La loi française «immigration métiers en tension» va accélérer le pillage de la «matière grise» des pays du Maghreb

Bernard Lugan

ChroniqueDécidée au nom du marché, du travail global et de la mobilité de la main d’œuvre, la nouvelle loi française «immigration métiers en tension» va accélérer encore davantage la fuite des cerveaux maghrébins.

Le 31/01/2023 à 11h01

En France, l’assistanat institutionnalisé est le frein principal à l’emploi. Cependant, au lieu de prendre les impopulaires mais nécessaires mesures de fond qui permettraient de remettre les Français au travail, par peur des syndicats, le gouvernement a choisi d’encourager les élites maghrébines à quitter un continent où elles sont pourtant indispensables, afin de venir s’employer en France.

«Nous avons la volonté de simplifier l’accès au territoire pour des compétences particulières, dont l’économie a besoin», a ainsi annoncé Olivier Dussopt, ministre français du Travail, le mercredi 2 novembre 2022, dans un entretien au journal Le Monde.

Or, décidée au nom du marché, du travail global et de la mobilité de la main d’œuvre, cette loi va accélérer encore davantage la fuite des cerveaux maghrébins. Il suffit en effet de lire Global Talent Comptitiveness.net pour comprendre que le Maghreb va automatiquement subir une hémorragie de ses talents. Dans le classement des pays qui réussissent à garder leurs cadres, l’Algérie occupe en effet la 105° place sur 125 pays, le Maroc la 100° et la Tunisie la 84°. La loi «immigration métiers en tension» va donc servir de déversoir des compétences de ces trois pays vers la France, alors que des dizaines de milliers de cadres ont déjà été déjà perdus par ces derniers, soit, selon les études, au moins 30% du total de leur «matière grise».

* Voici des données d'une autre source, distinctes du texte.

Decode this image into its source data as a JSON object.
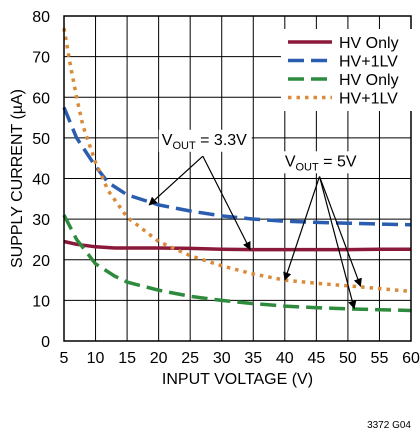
{
  "chart_data": {
    "type": "line",
    "xlabel": "INPUT VOLTAGE (V)",
    "ylabel": "SUPPLY CURRENT (µA)",
    "xlim": [
      5,
      60
    ],
    "ylim": [
      0,
      80
    ],
    "x_ticks": [
      "5",
      "10",
      "15",
      "20",
      "25",
      "30",
      "35",
      "40",
      "45",
      "50",
      "55",
      "60"
    ],
    "y_ticks": [
      "0",
      "10",
      "20",
      "30",
      "40",
      "50",
      "60",
      "70",
      "80"
    ],
    "grid": true,
    "legend_position": "top-right",
    "series": [
      {
        "name": "HV Only",
        "color": "#8b1a3a",
        "style": "solid",
        "x": [
          5,
          7,
          10,
          13,
          15,
          20,
          25,
          30,
          35,
          40,
          45,
          50,
          55,
          60
        ],
        "y": [
          24.5,
          23.8,
          23.2,
          22.9,
          22.9,
          22.9,
          22.8,
          22.6,
          22.5,
          22.5,
          22.5,
          22.5,
          22.6,
          22.6
        ]
      },
      {
        "name": "HV+1LV",
        "color": "#2a5db0",
        "style": "dash",
        "x": [
          5,
          7,
          10,
          12,
          15,
          20,
          25,
          30,
          35,
          40,
          45,
          50,
          55,
          60
        ],
        "y": [
          57.5,
          50,
          43,
          39,
          36,
          33.5,
          32,
          30.8,
          30,
          29.5,
          29.2,
          29,
          28.8,
          28.6
        ]
      },
      {
        "name": "HV Only",
        "color": "#2e8b3e",
        "style": "dash",
        "x": [
          5,
          7,
          10,
          13,
          15,
          20,
          25,
          30,
          35,
          40,
          45,
          50,
          55,
          60
        ],
        "y": [
          31,
          25,
          19,
          16,
          14.5,
          12.5,
          11,
          10,
          9.2,
          8.6,
          8.2,
          7.9,
          7.7,
          7.5
        ]
      },
      {
        "name": "HV+1LV",
        "color": "#d98a3a",
        "style": "dot",
        "x": [
          5,
          6,
          7,
          8,
          10,
          12,
          15,
          20,
          25,
          30,
          35,
          40,
          45,
          50,
          55,
          60
        ],
        "y": [
          77,
          68,
          60,
          53,
          44,
          37,
          30.5,
          24.5,
          21,
          18.5,
          16.5,
          15,
          14.2,
          13.6,
          12.9,
          12.2
        ]
      }
    ],
    "annotations": [
      {
        "text": "VOUT = 3.3V",
        "main": "V",
        "sub": "OUT",
        "rest": " = 3.3V",
        "label_at": [
          20.5,
          48.3
        ],
        "arrow_from": [
          27,
          45.5
        ],
        "arrow_to": [
          [
            18.5,
            33.5
          ],
          [
            34.5,
            22.5
          ]
        ]
      },
      {
        "text": "VOUT = 5V",
        "main": "V",
        "sub": "OUT",
        "rest": " = 5V",
        "label_at": [
          40,
          43
        ],
        "arrow_from": [
          45.5,
          40.5
        ],
        "arrow_to": [
          [
            40,
            15
          ],
          [
            51,
            8
          ],
          [
            52,
            13.5
          ]
        ]
      }
    ],
    "figure_id": "3372 G04"
  }
}
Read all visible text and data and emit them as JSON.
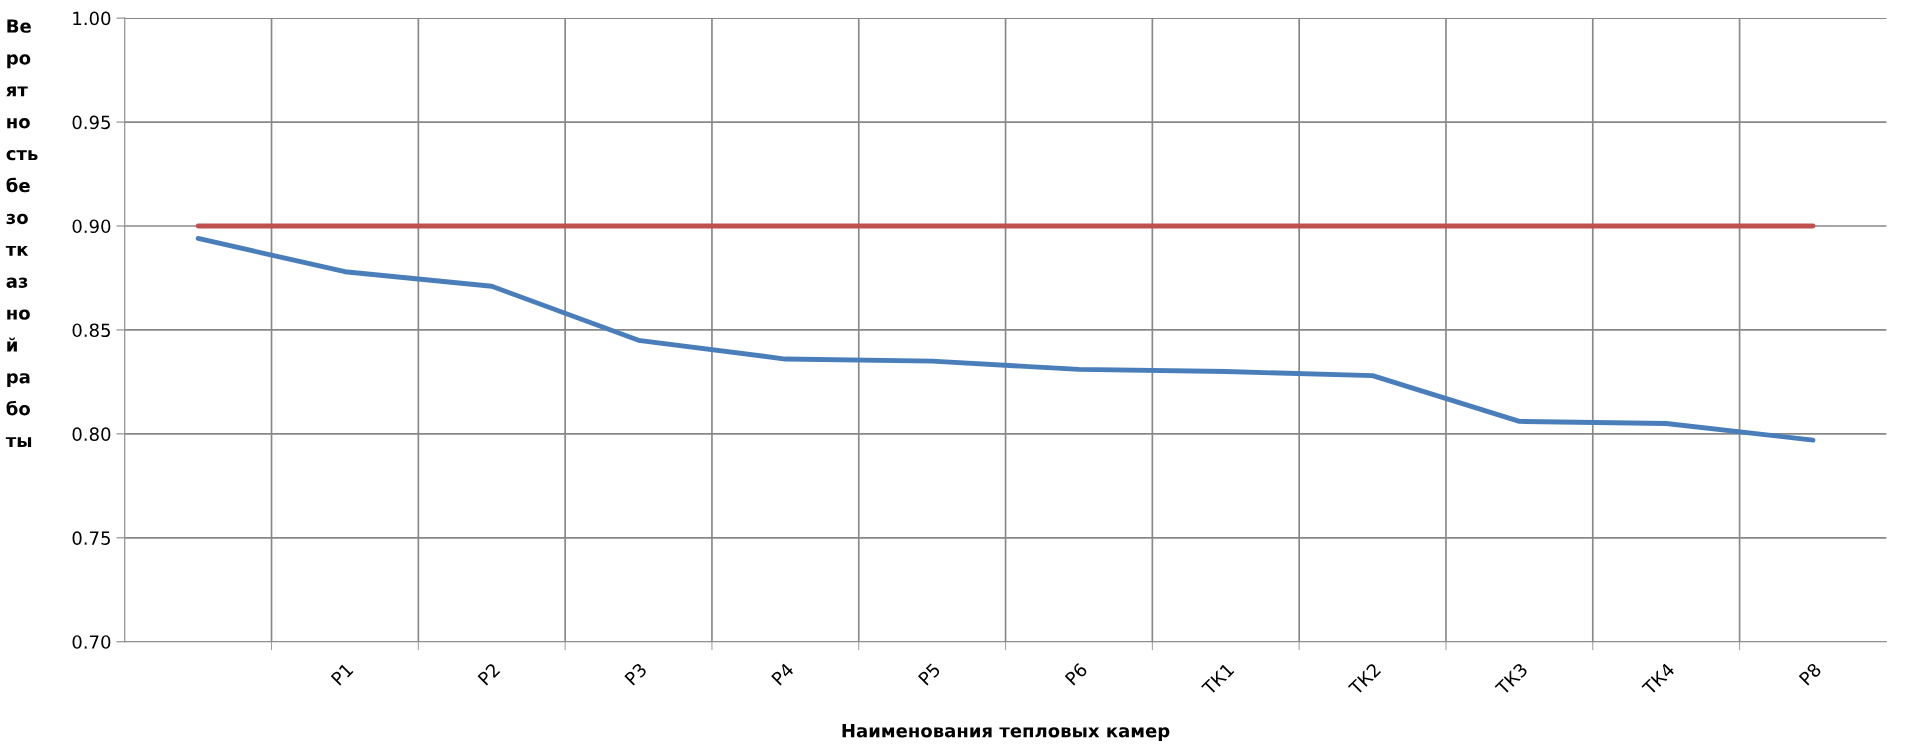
{
  "chart_data": {
    "type": "line",
    "xlabel": "Наименования тепловых камер",
    "ylabel": "Ве\nро\nят\nно\nсть\nбе\nзо\nтк\nаз\nно\nй\nра\nбо\nты",
    "categories": [
      null,
      "Р1",
      "Р2",
      "Р3",
      "Р4",
      "Р5",
      "Р6",
      "ТК1",
      "ТК2",
      "ТК3",
      "ТК4",
      "Р8"
    ],
    "series": [
      {
        "color": "#4a7ebb",
        "values": [
          0.894,
          0.878,
          0.871,
          0.845,
          0.836,
          0.835,
          0.831,
          0.83,
          0.828,
          0.806,
          0.805,
          0.797
        ]
      },
      {
        "color": "#c0504d",
        "values": [
          0.9,
          0.9,
          0.9,
          0.9,
          0.9,
          0.9,
          0.9,
          0.9,
          0.9,
          0.9,
          0.9,
          0.9
        ]
      }
    ],
    "ylim": [
      0.7,
      1.0
    ],
    "yticks": [
      {
        "value": 0.7,
        "label": "0.70"
      },
      {
        "value": 0.75,
        "label": "0.75"
      },
      {
        "value": 0.8,
        "label": "0.80"
      },
      {
        "value": 0.85,
        "label": "0.85"
      },
      {
        "value": 0.9,
        "label": "0.90"
      },
      {
        "value": 0.95,
        "label": "0.95"
      },
      {
        "value": 1.0,
        "label": "1.00"
      }
    ],
    "grid": true,
    "marker": "none",
    "line_style": "solid"
  }
}
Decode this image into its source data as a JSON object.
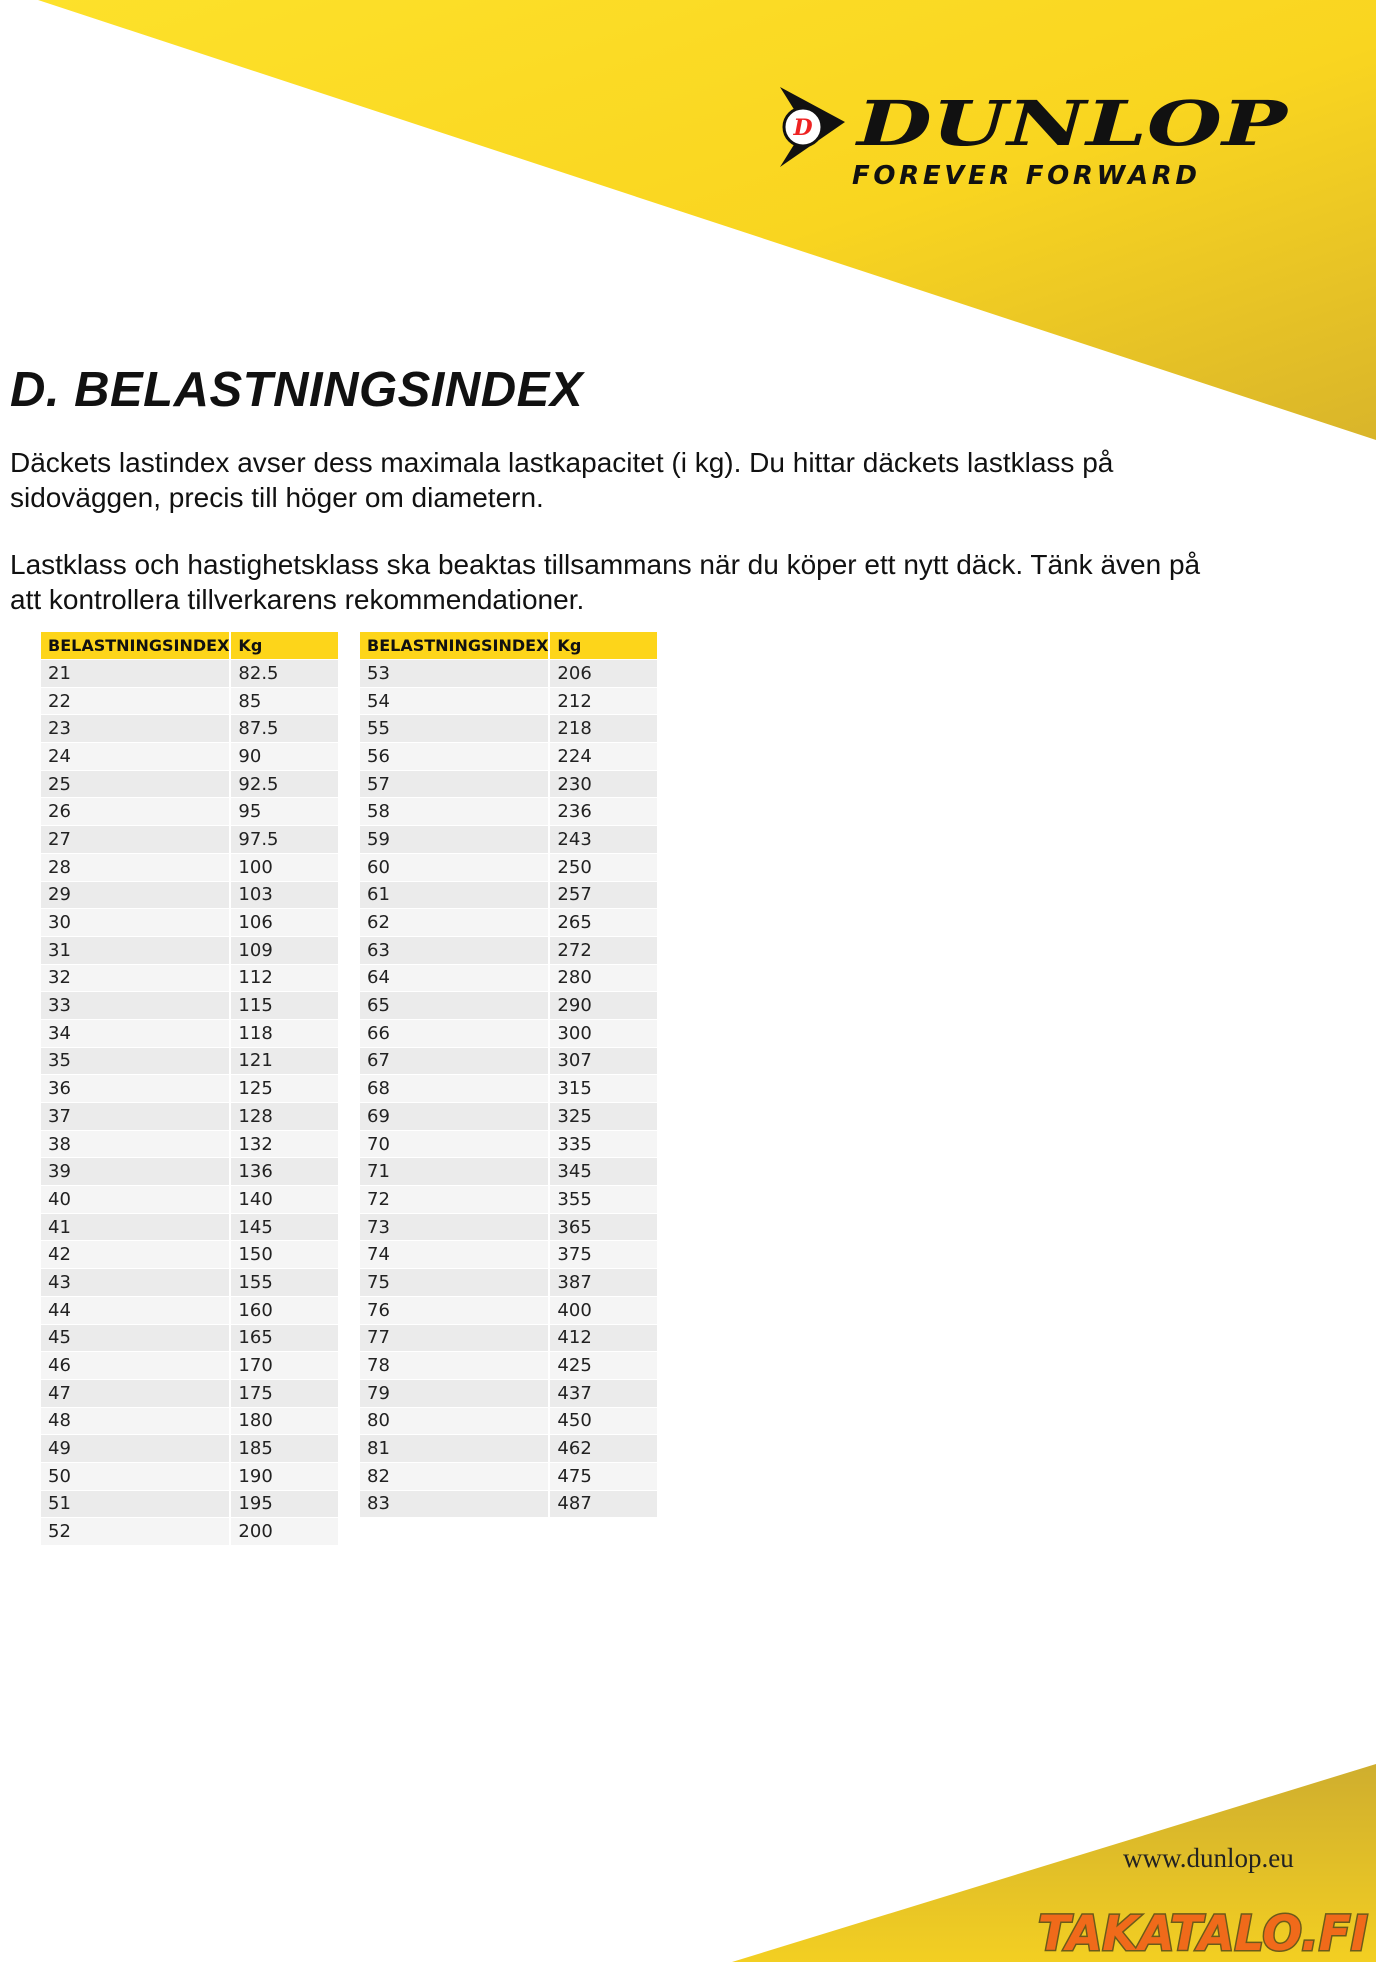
{
  "brand": {
    "name": "DUNLOP",
    "tagline": "FOREVER FORWARD",
    "logo_letter": "D",
    "accent": "#fdd51a"
  },
  "title": "D. BELASTNINGSINDEX",
  "paragraphs": [
    "Däckets lastindex avser dess maximala lastkapacitet (i kg). Du hittar däckets lastklass på sidoväggen, precis till höger om diametern.",
    "Lastklass och hastighetsklass ska beaktas tillsammans när du köper ett nytt däck. Tänk även på att kontrollera tillverkarens rekommendationer."
  ],
  "tables": [
    {
      "headers": [
        "BELASTNINGSINDEX",
        "Kg"
      ],
      "rows": [
        [
          "21",
          "82.5"
        ],
        [
          "22",
          "85"
        ],
        [
          "23",
          "87.5"
        ],
        [
          "24",
          "90"
        ],
        [
          "25",
          "92.5"
        ],
        [
          "26",
          "95"
        ],
        [
          "27",
          "97.5"
        ],
        [
          "28",
          "100"
        ],
        [
          "29",
          "103"
        ],
        [
          "30",
          "106"
        ],
        [
          "31",
          "109"
        ],
        [
          "32",
          "112"
        ],
        [
          "33",
          "115"
        ],
        [
          "34",
          "118"
        ],
        [
          "35",
          "121"
        ],
        [
          "36",
          "125"
        ],
        [
          "37",
          "128"
        ],
        [
          "38",
          "132"
        ],
        [
          "39",
          "136"
        ],
        [
          "40",
          "140"
        ],
        [
          "41",
          "145"
        ],
        [
          "42",
          "150"
        ],
        [
          "43",
          "155"
        ],
        [
          "44",
          "160"
        ],
        [
          "45",
          "165"
        ],
        [
          "46",
          "170"
        ],
        [
          "47",
          "175"
        ],
        [
          "48",
          "180"
        ],
        [
          "49",
          "185"
        ],
        [
          "50",
          "190"
        ],
        [
          "51",
          "195"
        ],
        [
          "52",
          "200"
        ]
      ]
    },
    {
      "headers": [
        "BELASTNINGSINDEX",
        "Kg"
      ],
      "rows": [
        [
          "53",
          "206"
        ],
        [
          "54",
          "212"
        ],
        [
          "55",
          "218"
        ],
        [
          "56",
          "224"
        ],
        [
          "57",
          "230"
        ],
        [
          "58",
          "236"
        ],
        [
          "59",
          "243"
        ],
        [
          "60",
          "250"
        ],
        [
          "61",
          "257"
        ],
        [
          "62",
          "265"
        ],
        [
          "63",
          "272"
        ],
        [
          "64",
          "280"
        ],
        [
          "65",
          "290"
        ],
        [
          "66",
          "300"
        ],
        [
          "67",
          "307"
        ],
        [
          "68",
          "315"
        ],
        [
          "69",
          "325"
        ],
        [
          "70",
          "335"
        ],
        [
          "71",
          "345"
        ],
        [
          "72",
          "355"
        ],
        [
          "73",
          "365"
        ],
        [
          "74",
          "375"
        ],
        [
          "75",
          "387"
        ],
        [
          "76",
          "400"
        ],
        [
          "77",
          "412"
        ],
        [
          "78",
          "425"
        ],
        [
          "79",
          "437"
        ],
        [
          "80",
          "450"
        ],
        [
          "81",
          "462"
        ],
        [
          "82",
          "475"
        ],
        [
          "83",
          "487"
        ]
      ]
    }
  ],
  "footer": {
    "url": "www.dunlop.eu",
    "watermark": "TAKATALO.FI"
  }
}
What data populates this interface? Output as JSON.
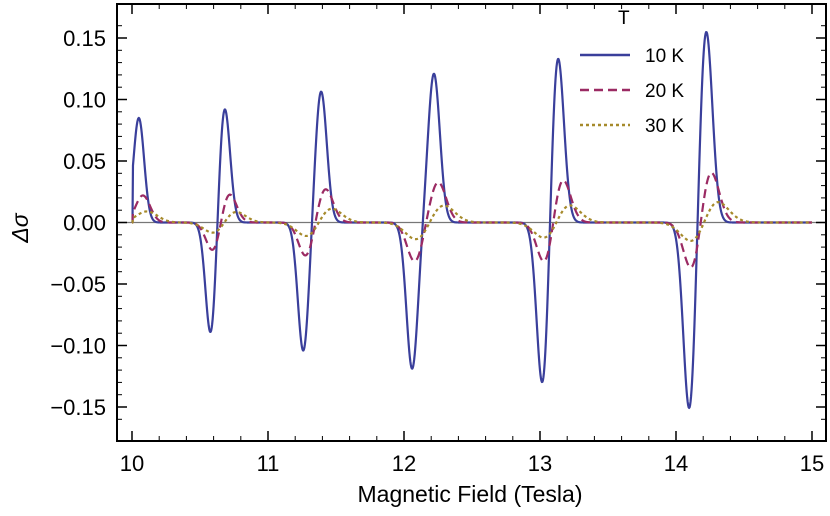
{
  "chart_data": {
    "type": "line",
    "xlabel": "Magnetic Field (Tesla)",
    "ylabel": "Δσ",
    "xlim": [
      10,
      15
    ],
    "ylim": [
      -0.175,
      0.175
    ],
    "x_ticks": [
      10,
      11,
      12,
      13,
      14,
      15
    ],
    "x_tick_labels": [
      "10",
      "11",
      "12",
      "13",
      "14",
      "15"
    ],
    "y_ticks": [
      0.15,
      0.1,
      0.05,
      0.0,
      -0.05,
      -0.1,
      -0.15
    ],
    "y_tick_labels": [
      "0.15",
      "0.10",
      "0.05",
      "0.00",
      "−0.05",
      "−0.10",
      "−0.15"
    ],
    "grid": false,
    "zero_line": true,
    "legend": {
      "title": "T",
      "placement": "top-right",
      "entries": [
        "10 K",
        "20 K",
        "30 K"
      ]
    },
    "resonances": [
      {
        "x_pos_peak": 10.05,
        "x_neg_peak": 10.58
      },
      {
        "x_pos_peak": 10.68,
        "x_neg_peak": 11.26
      },
      {
        "x_pos_peak": 11.39,
        "x_neg_peak": 12.06
      },
      {
        "x_pos_peak": 12.22,
        "x_neg_peak": 13.02
      },
      {
        "x_pos_peak": 13.13,
        "x_neg_peak": 14.1
      },
      {
        "x_pos_peak": 14.22
      }
    ],
    "series": [
      {
        "name": "10 K",
        "color": "#3A3F9B",
        "style": "solid",
        "pos_peaks": [
          0.085,
          0.095,
          0.107,
          0.121,
          0.138,
          0.159
        ],
        "neg_peaks": [
          -0.093,
          -0.105,
          -0.119,
          -0.136,
          -0.156
        ]
      },
      {
        "name": "20 K",
        "color": "#9B2A63",
        "style": "dashed",
        "pos_peaks": [
          0.022,
          0.025,
          0.028,
          0.033,
          0.038,
          0.044
        ],
        "neg_peaks": [
          -0.025,
          -0.028,
          -0.032,
          -0.036,
          -0.041
        ]
      },
      {
        "name": "30 K",
        "color": "#A68A2B",
        "style": "dotted",
        "pos_peaks": [
          0.009,
          0.011,
          0.013,
          0.015,
          0.018,
          0.021
        ],
        "neg_peaks": [
          -0.011,
          -0.013,
          -0.015,
          -0.017,
          -0.02
        ]
      }
    ]
  }
}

En 2022, 60.000 cadres supérieurs maghrébins étaient ainsi employés ailleurs que dans leurs pays respectifs, dont 6000 Tunisiens (2300 ingénieurs, 1000 médecins, 2300 enseignants-chercheurs et 450 informaticiens). Le Maroc, qui perd quant à lui des dizaines de médecins par an, connaît un déficit global de plusieurs dizaines de milliers de cadres médicaux partis exercer à l’étranger (Syndicat marocain des médecins, avril 2022).

En 2021, les médecins exerçant en France et titulaires de diplômes étrangers hors Union européenne, étaient à 31,5% originaires d’Afrique du Nord, dont 22,2% d’Algérie, 5,8% du Maroc, 2,5% de Tunisie et 1% d’Egypte. Ces chiffres ne tiennent pas compte des médecins maghrébins ayant obtenu des diplômes français.

Avec le plus grand cynisme, les pays du Nord «importent» donc des personnels médicaux d’un continent qui, en moyenne globale, compte moins de 15 médecins pour 100 000 habitants, pour les installer dans des pays qui, comme la France, en comptent 380 pour 100 000 habitants… (Center for Global Development CGD).

En 2020-2021, la France accueillait 91 064 étudiants venus du Maghreb, dont 46 371 Marocains, 31 032 Algériens et 13 661 Tunisiens. Il est naturellement tout à fait essentiel et même hautement enrichissant réciproquement que des étudiants maghrébins puissent venir se former en France. Cependant l’obligation de retour au terme de leurs études devrait être la Loi. En cas de non-retour, c’est en effet la matière grise de leurs pays respectifs qui est en quelque sorte perdue car sont offerts au marché des hommes et des femmes nécessaires à leurs pays et qui seront employés ailleurs que chez eux.

Le phénomène ne touche pas que le milieu médical. Bien des officines ou intermédiaires vivent en effet de l’achat de sportifs. Une pratique connue et observable par tous, notamment dans le domaine du football comme l’a démontré Maryse Ewanjé-Epée, dans son livre Les Négriers du foot (Editions du Rocher, 2010), ou encore dans celui de l’athlétisme.